There were some other very general recommendations of the type that any mainstream psychiatric practitioner would typically make: cognitive behavioral psychotherapy, good social and emotional support, exercise, self-relaxation, and a balanced diet without excess use of nicotine and caffeine. All useful advice, none of it requiring the service of gamma ray scans.
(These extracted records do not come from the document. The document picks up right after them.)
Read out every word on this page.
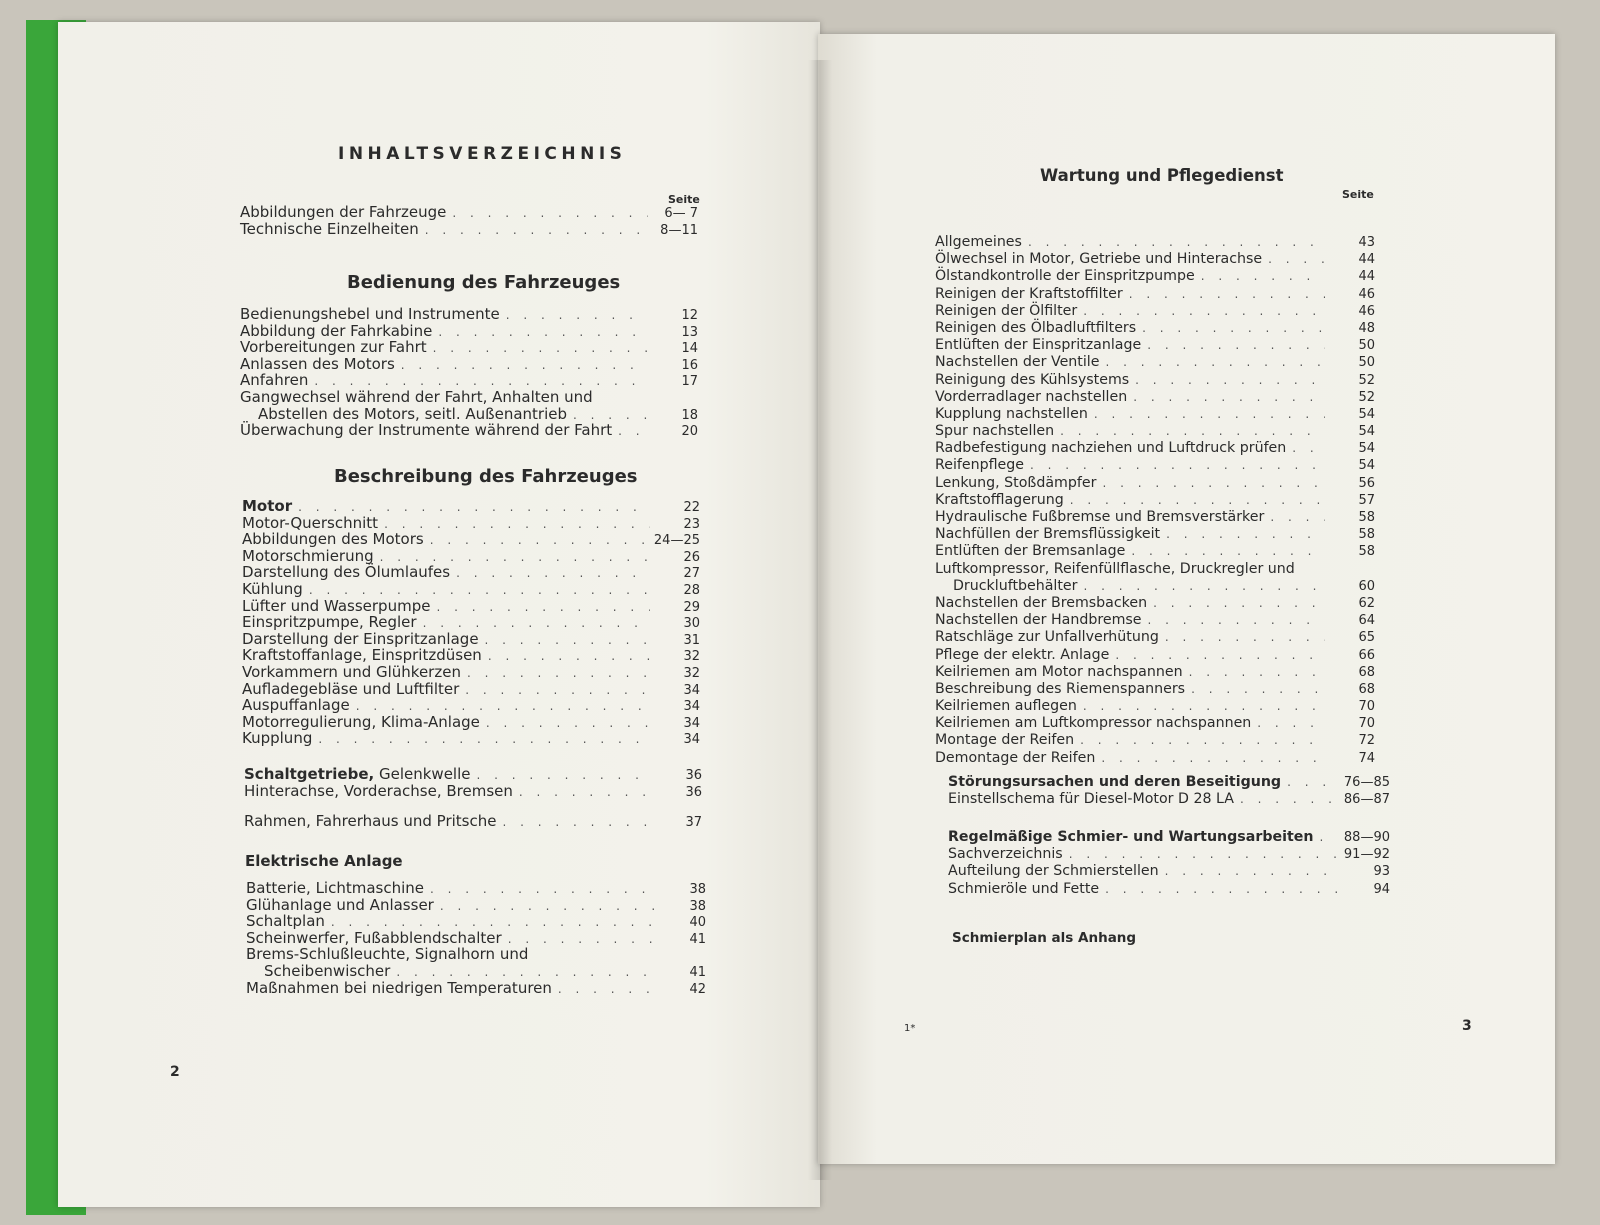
INHALTSVERZEICHNIS
Seite
Abbildungen der Fahrzeuge . . .	6— 7
Technische Einzelheiten . . .	8—11
Bedienung des Fahrzeuges
Bedienungshebel und Instrumente . . .	12
Abbildung der Fahrkabine . . .	13
Vorbereitungen zur Fahrt . . .	14
Anlassen des Motors . . .	16
Anfahren . . .	17
Gangwechsel während der Fahrt, Anhalten und
Abstellen des Motors, seitl. Außenantrieb . . .	18
Überwachung der Instrumente während der Fahrt . . .	20
Beschreibung des Fahrzeuges
Motor . . .	22
Motor-Querschnitt . . .	23
Abbildungen des Motors . . .	24—25
Motorschmierung . . .	26
Darstellung des Ölumlaufes . . .	27
Kühlung . . .	28
Lüfter und Wasserpumpe . . .	29
Einspritzpumpe, Regler . . .	30
Darstellung der Einspritzanlage . . .	31
Kraftstoffanlage, Einspritzdüsen . . .	32
Vorkammern und Glühkerzen . . .	32
Aufladegebläse und Luftfilter . . .	34
Auspuffanlage . . .	34
Motorregulierung, Klima-Anlage . . .	34
Kupplung . . .	34
Schaltgetriebe, Gelenkwelle . . .	36
Hinterachse, Vorderachse, Bremsen . . .	36
Rahmen, Fahrerhaus und Pritsche . . .	37
Elektrische Anlage
Batterie, Lichtmaschine . . .	38
Glühanlage und Anlasser . . .	38
Schaltplan . . .	40
Scheinwerfer, Fußabblendschalter . . .	41
Brems-Schlußleuchte, Signalhorn und
Scheibenwischer . . .	41
Maßnahmen bei niedrigen Temperaturen . . .	42
2
Wartung und Pflegedienst
Seite
Allgemeines . . .	43
Ölwechsel in Motor, Getriebe und Hinterachse . . .	44
Ölstandkontrolle der Einspritzpumpe . . .	44
Reinigen der Kraftstoffilter . . .	46
Reinigen der Ölfilter . . .	46
Reinigen des Ölbadluftfilters . . .	48
Entlüften der Einspritzanlage . . .	50
Nachstellen der Ventile . . .	50
Reinigung des Kühlsystems . . .	52
Vorderradlager nachstellen . . .	52
Kupplung nachstellen . . .	54
Spur nachstellen . . .	54
Radbefestigung nachziehen und Luftdruck prüfen . . .	54
Reifenpflege . . .	54
Lenkung, Stoßdämpfer . . .	56
Kraftstofflagerung . . .	57
Hydraulische Fußbremse und Bremsverstärker . . .	58
Nachfüllen der Bremsflüssigkeit . . .	58
Entlüften der Bremsanlage . . .	58
Luftkompressor, Reifenfüllflasche, Druckregler und
Druckluftbehälter . . .	60
Nachstellen der Bremsbacken . . .	62
Nachstellen der Handbremse . . .	64
Ratschläge zur Unfallverhütung . . .	65
Pflege der elektr. Anlage . . .	66
Keilriemen am Motor nachspannen . . .	68
Beschreibung des Riemenspanners . . .	68
Keilriemen auflegen . . .	70
Keilriemen am Luftkompressor nachspannen . . .	70
Montage der Reifen . . .	72
Demontage der Reifen . . .	74
Störungsursachen und deren Beseitigung . . .	76—85
Einstellschema für Diesel-Motor D 28 LA . . .	86—87
Regelmäßige Schmier- und Wartungsarbeiten . . . 88—90
Sachverzeichnis . . .	91—92
Aufteilung der Schmierstellen . . .	93
Schmieröle und Fette . . .	94
Schmierplan als Anhang
1*	3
I fully expect that brain imaging will one day have a place in psychiatric practice. However, that day is not today, and I find it upsetting when my patients are conned into paying good money for a useless procedure, a dose of radiation, and some occasionally inappropriate advice.
I do find it curious that so many people place deeper trust in the uncharted waters of alternative medicine than they do in the well-documented, frequently evidence-based recommendations of the standard medical establishment. Things aren't always peachy in the world of traditional medicine; doctors have done a lot of harm as well as a lot of good. But I like to think that as a profession we ultimately learn from our mistakes, and I'd submit as evidence the enormous strides modern medicine has made in extending the productive lifespan, reducing infant mortality, etc etc etc. And in a plug for my own specialty of psychiatry, although there are many patients who are beyond our present capacity to help, I know many others who have unquestionably been saved from suicide or from personal and social destruction.
When someone shows me a randomized controlled trial that demonstrates the utility of a supplement, I'll be happy to use it and recommend it. (I already do recommend both fish oil and melatonin under the appropriate circumstances.) Until then, it's just a black box; and that's not something I'm comfortable giving to a patient.